Traditional Residential Electricity vs How Home Solar Works
Most of us are used to getting electricity from a local power company with a tiny fraction of people that live “off the grid” electing to not use electricity at all. For the bulk of us that do use electricity, the local power company measures how much electricity you use with a power meter that typically gets recorded once per month so the company knows how much to charge you. Many power companies have a “tiered” pricing structure that charges you more as you use more. Power is measured in something called kilowatt hours and abbreviated as kWh and is the unit used for billing customers.
A residential solar panel system makes electricity through devices called solar panels. These solar panels converts light to what’s called “direct current” or DC power. DC power is typically what stored in batteries such as those you might use in toys or flashlights. This form of power must be converted to “alternating current” or AC power in order to power various electric appliances and devices in your home.

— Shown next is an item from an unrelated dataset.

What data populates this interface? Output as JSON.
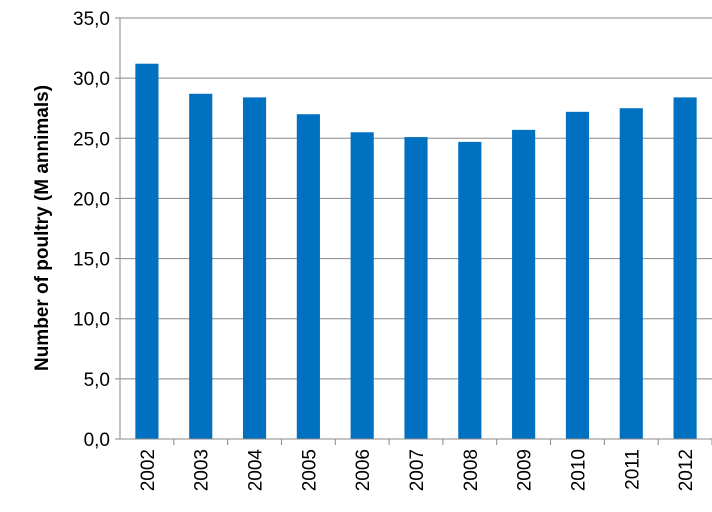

Therefore part residential solar panel cost includes a component called an “inverter,” which has a range of prices depending on the size of the residential rooftop solar panel array.
This inverter is wired to the home electrical panel which routes electricity through your house using “circuit breakers” which are switches that shut off if power is shorted out or overloaded. When you add home rooftop solar panels a circuit breaker is added to the main service panel which allows power to flow both into and out of your home, as in the case where your residential solar panels produce more electricity than you use. The excess power goes back to the power company, the meter reverses direction, and during these times your power bill is either being reduced or you are making money selling your excess power.
Intuitively solar panels only produce power during daytime when the sun is shining on your home solar panels. At night typically the above scenario is reversed and you draw or use power from the power company the same as you have been. However you have built up credits with the power company during daylight hours making the power company act like storage for the power you generated during the day.
Home solar panels produce electricity based on daylight, not the heat of the sun. This means residential solar power makes sense even in colder climates. However the amount of power produced depends on the intensity of the light making direct, unobstructed sunlight produce the most power. That’s why in North America home solar panel cost depends on how much daylight your location receives and the amount of space your home rooftop has that is facing south with no shade.